According to published reports in Hollywood, "Moulin Rouge" and "Black Hawk Down" star Ewan McGregor will join "Bridget Jones's Diary" star Renée Zellweger in a romantic comedy that's being described as an homage to the Doris Day-Rock Hudson comedies of the '50s and '60s.

"Down With Love" is being produced by Dan Jinks and Dan Cohen, who brought the Oscar-winning dark comedy "American Beauty" to the screen. It's being directed by Peyton Reed, who is also lined up to direct a movie version of the comic book series, "Fantastic Four."

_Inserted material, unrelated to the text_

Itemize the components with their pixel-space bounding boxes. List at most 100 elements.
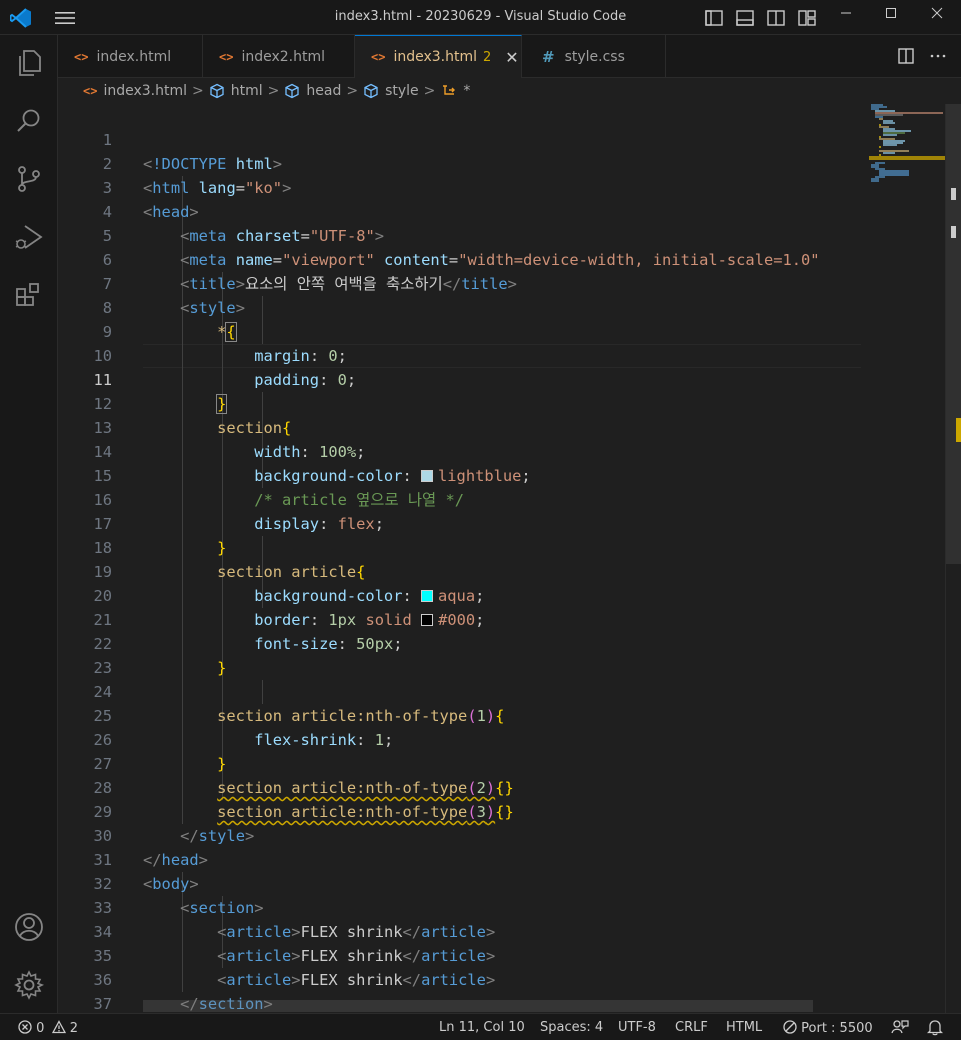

STARS COME OUT FOR OSCAR NOMINATIONS

The Academy of Motion Picture Arts and Sciences announced Thursday that Marcia Gay Harden, who won the supporting actress Oscar last year for "Pollock," will join academy president Frank Pierson to announce this year's Oscar nominees on Feb. 12.

Harden won the Oscar for her portrayal of Lee Krasner, the artist wife of abstract expressionist painter Jackson Pollock, in Oscar-nominated actor Ed Harris' feature film directing debut.

The 74th Academy Awards will be handed out on March 24 at the new Kodak Theatre in Hollywood, in ceremonies to be telecast by ABC.